“For all that has been, Thank you.For all that is to come, Yes!”― Dag Hammarskjöld
There’s a lot of press these days about New Year’s Resolutions. It’s that time of year, right? A time when we let up on the gas pedal a bit and cut ourselves some slack. A time of year when we give ourselves permission for a twelve month “do-over”. Facebook, Twitter, television and print ads…nearly everywhere we turn, we are urged to try again in 2015.
By far the hardest part of resolutions, is choosing ones that are realistic (am I really going to give up sugar?) and will have a long term impact (can I live a healthier lifestyle?). Then comes the big test…sharing those resolutions publicly and without a word, asking for accountability.

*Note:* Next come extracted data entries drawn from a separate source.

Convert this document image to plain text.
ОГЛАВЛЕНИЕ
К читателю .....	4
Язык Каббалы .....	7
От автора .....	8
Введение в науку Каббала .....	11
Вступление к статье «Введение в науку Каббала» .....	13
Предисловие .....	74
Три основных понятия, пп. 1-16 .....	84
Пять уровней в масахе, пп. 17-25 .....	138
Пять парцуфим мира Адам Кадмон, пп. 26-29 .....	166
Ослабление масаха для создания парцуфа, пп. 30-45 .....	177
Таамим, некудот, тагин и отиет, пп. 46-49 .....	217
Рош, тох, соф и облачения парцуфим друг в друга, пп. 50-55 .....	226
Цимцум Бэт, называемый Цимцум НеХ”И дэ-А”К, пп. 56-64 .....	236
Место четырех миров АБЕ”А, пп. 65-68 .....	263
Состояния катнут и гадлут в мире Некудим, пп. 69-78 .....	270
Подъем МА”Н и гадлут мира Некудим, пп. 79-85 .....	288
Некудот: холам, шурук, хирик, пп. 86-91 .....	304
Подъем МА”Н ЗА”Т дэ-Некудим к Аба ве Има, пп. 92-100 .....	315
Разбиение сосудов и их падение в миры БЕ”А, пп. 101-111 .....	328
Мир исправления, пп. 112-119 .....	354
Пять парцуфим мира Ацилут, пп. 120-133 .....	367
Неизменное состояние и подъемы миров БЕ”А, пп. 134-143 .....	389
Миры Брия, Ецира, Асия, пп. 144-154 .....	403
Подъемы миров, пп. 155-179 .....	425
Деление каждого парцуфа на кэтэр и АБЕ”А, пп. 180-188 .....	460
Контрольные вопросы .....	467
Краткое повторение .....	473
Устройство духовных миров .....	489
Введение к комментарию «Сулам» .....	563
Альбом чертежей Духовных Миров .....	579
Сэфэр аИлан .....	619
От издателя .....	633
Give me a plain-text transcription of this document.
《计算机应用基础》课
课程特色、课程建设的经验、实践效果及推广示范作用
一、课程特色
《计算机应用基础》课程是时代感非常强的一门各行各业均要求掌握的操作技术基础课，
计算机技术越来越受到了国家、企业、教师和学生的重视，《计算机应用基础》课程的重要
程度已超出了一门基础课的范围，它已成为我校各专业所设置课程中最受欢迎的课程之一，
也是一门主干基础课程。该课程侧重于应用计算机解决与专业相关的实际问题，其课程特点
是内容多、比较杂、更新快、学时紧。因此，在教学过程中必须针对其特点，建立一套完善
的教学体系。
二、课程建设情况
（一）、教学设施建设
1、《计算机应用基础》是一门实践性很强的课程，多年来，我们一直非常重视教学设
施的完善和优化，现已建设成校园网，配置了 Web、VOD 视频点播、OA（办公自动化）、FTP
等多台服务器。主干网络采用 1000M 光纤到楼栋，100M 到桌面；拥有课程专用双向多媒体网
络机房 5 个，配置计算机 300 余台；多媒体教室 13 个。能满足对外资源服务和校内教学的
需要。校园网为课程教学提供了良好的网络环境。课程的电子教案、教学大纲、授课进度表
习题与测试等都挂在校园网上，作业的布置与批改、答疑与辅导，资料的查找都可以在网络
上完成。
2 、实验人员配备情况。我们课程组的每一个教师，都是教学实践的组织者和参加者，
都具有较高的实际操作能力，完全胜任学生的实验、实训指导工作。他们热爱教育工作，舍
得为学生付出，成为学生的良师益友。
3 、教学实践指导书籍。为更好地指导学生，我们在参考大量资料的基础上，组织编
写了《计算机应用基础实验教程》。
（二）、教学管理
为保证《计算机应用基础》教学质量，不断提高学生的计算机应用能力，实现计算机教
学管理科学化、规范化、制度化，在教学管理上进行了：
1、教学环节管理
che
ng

For certain I would like to pray more, give more, eat less, be more active, and sleep better. I think we all would like to do those things. But perhaps there is another way to start the new year other than making resolutions that don’t stick. Perhaps it is in adopting a wider change of attitude that we begin to see change happening in ourselves and in turn impacting our world.

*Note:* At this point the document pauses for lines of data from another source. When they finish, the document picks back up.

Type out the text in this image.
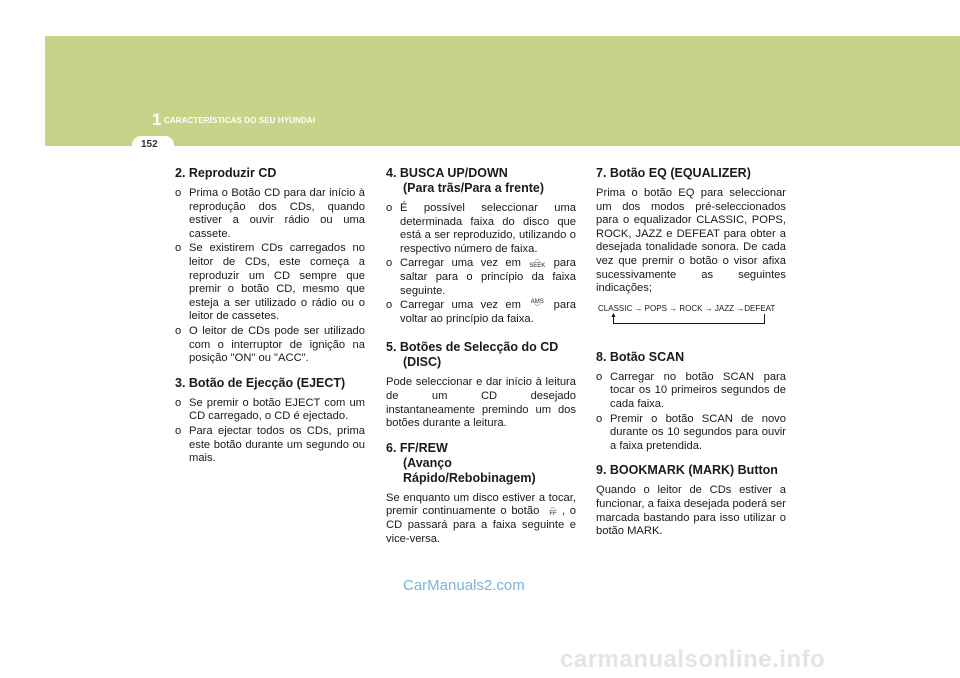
1 CARACTERÍSTICAS DO SEU HYUNDAI
152
2. Reproduzir CD
o Prima o Botão CD para dar início à reprodução dos CDs, quando estiver a ouvir rádio ou uma cassete.
o Se existirem CDs carregados no leitor de CDs, este começa a reproduzir um CD sempre que premir o botão CD, mesmo que esteja a ser utilizado o rádio ou o leitor de cassetes.
o O leitor de CDs pode ser utilizado com o interruptor de ignição na posição "ON" ou "ACC".
3. Botão de Ejecção (EJECT)
o Se premir o botão EJECT com um CD carregado, o CD é ejectado.
o Para ejectar todos os CDs, prima este botão durante um segundo ou mais.
4. BUSCA UP/DOWN
(Para trãs/Para a frente)
o É possível seleccionar uma determinada faixa do disco que está a ser reproduzido, utilizando o respectivo número de faixa.
o Carregar uma vez em ︿
SEEK para saltar para o princípio da faixa seguinte.
o Carregar uma vez em AMS
﹀ para voltar ao princípio da faixa.
5. Botões de Selecção do CD
(DISC)

Pode seleccionar e dar início à leitura de um CD desejado instantaneamente premindo um dos botões durante a leitura.

6. FF/REW
(Avanço Rápido/Rebobinagem)

Se enquanto um disco estiver a tocar, premir continuamente o botão ︿
FF , o CD passará para a faixa seguinte e vice-versa.

7. Botão EQ (EQUALIZER)

Prima o botão EQ para seleccionar um dos modos pré-seleccionados para o equalizador CLASSIC, POPS, ROCK, JAZZ e DEFEAT para obter a desejada tonalidade sonora. De cada vez que premir o botão o visor afixa sucessivamente as seguintes indicações;

CLASSIC → POPS → ROCK → JAZZ →DEFEAT
▲
8. Botão SCAN
o Carregar no botão SCAN para tocar os 10 primeiros segundos de cada faixa.
o Premir o botão SCAN de novo durante os 10 segundos para ouvir a faixa pretendida.
9. BOOKMARK (MARK) Button

Quando o leitor de CDs estiver a funcionar, a faixa desejada poderá ser marcada bastando para isso utilizar o botão MARK.

CarManuals2.com
carmanualsonline.info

How can making resolutions be “both/and” versus choosing something good over something not so good? How can we make resolutions that are gentle to our soul and spirit and yet are also challenging? How can we make resolutions that stick?
This quote by Dag Hammarskjöld seems to resonate. How can I be thankful for what has taken place in the past (especially in 2014), and at the same time eagerly look forward to the future? Admittedly it has been difficult not to jump on the “Let’s Kick 2014 To the Curb” bandwagon. Something inside just can’t let go of recognizing that there are many gifts embedded in the journey of Glenn’s illness and subsequently his death. Perhaps gratefulness for the past and welcoming the future is key.
So here’s to being thankful for 2014 and living in hope and wonder for 2015.
Thank you to all who continue to pray and those who continue to help and care for me. I am so grateful for your presence in my life…let us remember to pray for others who are struggling.